Imperial Pokemon

John Gulick jlgulick at sfo.com
Wed Jan 31 17:53:44 PST 2001


Brad Mayer sez:


>It may already be beginning to boil over. Seijin no hi ceremonies (Coming
>of Age Day, 2nd Monday in January, a "neo-traditional" national holiday
>established in the pivotal year 1948) have degenerated to the point that
>some authorities have begun to speak of shutting down the events
>altogether. This Januarys' events featured local politicians at the podium
>being pelted with eggs; "bad" youth rolling up in their convertibles
>outside the ceremony hall, denouncing the proceedings bullhorns in hand,
>only to be attacked by police; and generalized scenes of the jeering,
>catcalling and baiting of "grownup" representatives - all viewable on the
>T.V. news.

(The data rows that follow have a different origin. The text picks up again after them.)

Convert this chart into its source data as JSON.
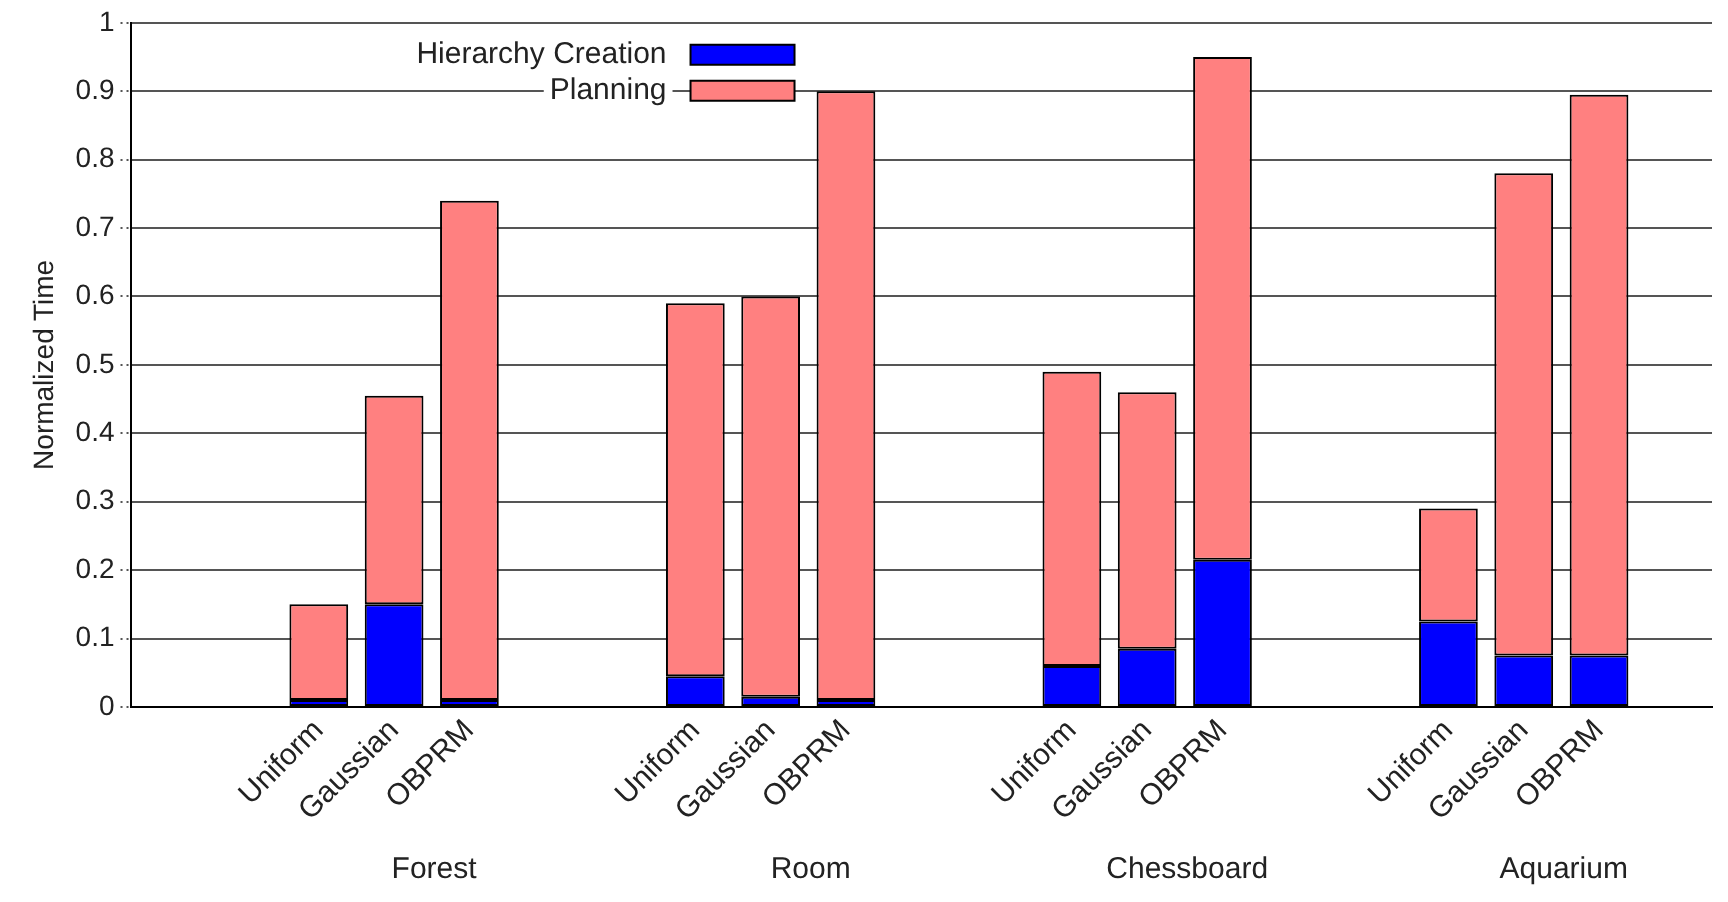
{
  "chart_data": {
    "type": "bar",
    "stacked": true,
    "ylabel": "Normalized Time",
    "categories": [
      null,
      null,
      "Uniform",
      "Gaussian",
      "OBPRM",
      null,
      null,
      "Uniform",
      "Gaussian",
      "OBPRM",
      null,
      null,
      "Uniform",
      "Gaussian",
      "OBPRM",
      null,
      null,
      "Uniform",
      "Gaussian",
      "OBPRM",
      null
    ],
    "series": [
      {
        "name": "Hierarchy Creation",
        "color": "#0000ff",
        "values": [
          null,
          null,
          0.01,
          0.15,
          0.01,
          null,
          null,
          0.045,
          0.015,
          0.01,
          null,
          null,
          0.06,
          0.085,
          0.215,
          null,
          null,
          0.125,
          0.075,
          0.075,
          null
        ]
      },
      {
        "name": "Planning",
        "color": "#ff8080",
        "values": [
          null,
          null,
          0.14,
          0.305,
          0.73,
          null,
          null,
          0.545,
          0.585,
          0.89,
          null,
          null,
          0.43,
          0.375,
          0.735,
          null,
          null,
          0.165,
          0.705,
          0.82,
          null
        ]
      }
    ],
    "ylim": [
      0,
      1
    ],
    "yticks": [
      0,
      0.1,
      0.2,
      0.3,
      0.4,
      0.5,
      0.6,
      0.7,
      0.8,
      0.9,
      1
    ],
    "grid": "y",
    "legend": "top left",
    "annotations": [
      "Forest",
      "Room",
      "Chessboard",
      "Aquarium"
    ]
  }
}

One of a piece with the now generalized obsession with the
>"anti-traditional" behavior of Japanese youth ... As "de-political" behavior
>(it is neither 'pre-political' nor 'apolitical') it is a refreshing contrast
>to the portrait of their apathetic American counterpart's consumption of
>second-hand fantasies. There comes a time when fantasy life is no longer
enough.

I sez:

Brad, an interesting report and illuminating analysis. What do you mean by "de-political", exactly ? An aggressive impatience with the sterile posturing of bourgeois politicians ? If that's what you mean by "de-political" thought and behavior, it sounds like the building blocks of fascism (i.e. a potential mass base for fascism). Whenever I've witnessed similar behavior by mobs of U.S. youth, I've always thought, "these kids are fodder for an Americanized version of fascism." Bored, hostile teenagers and twenty-somethings appearing to be ungovernable b/c of their manifest contempt for existing authority figures, but deep down their hostility springs from the fact that they view existing authority as weak, ineffectual, effete (like tweedy liberal professors amongst a bunch of inattentive and rowdy students). What they subconciously crave is some sort of virile ubermensch to tower above mediocre nameless, faceless, liberal bureaucrats -- they are ready to worship him (and they may not even know it yet) if only given a chance. The current popular appetite for hyper-violent cartoons (not to ignore the political economy on the supply side which the NYT article nicely summarized) may be a precondition for and a product of a brewing post-modern fascism.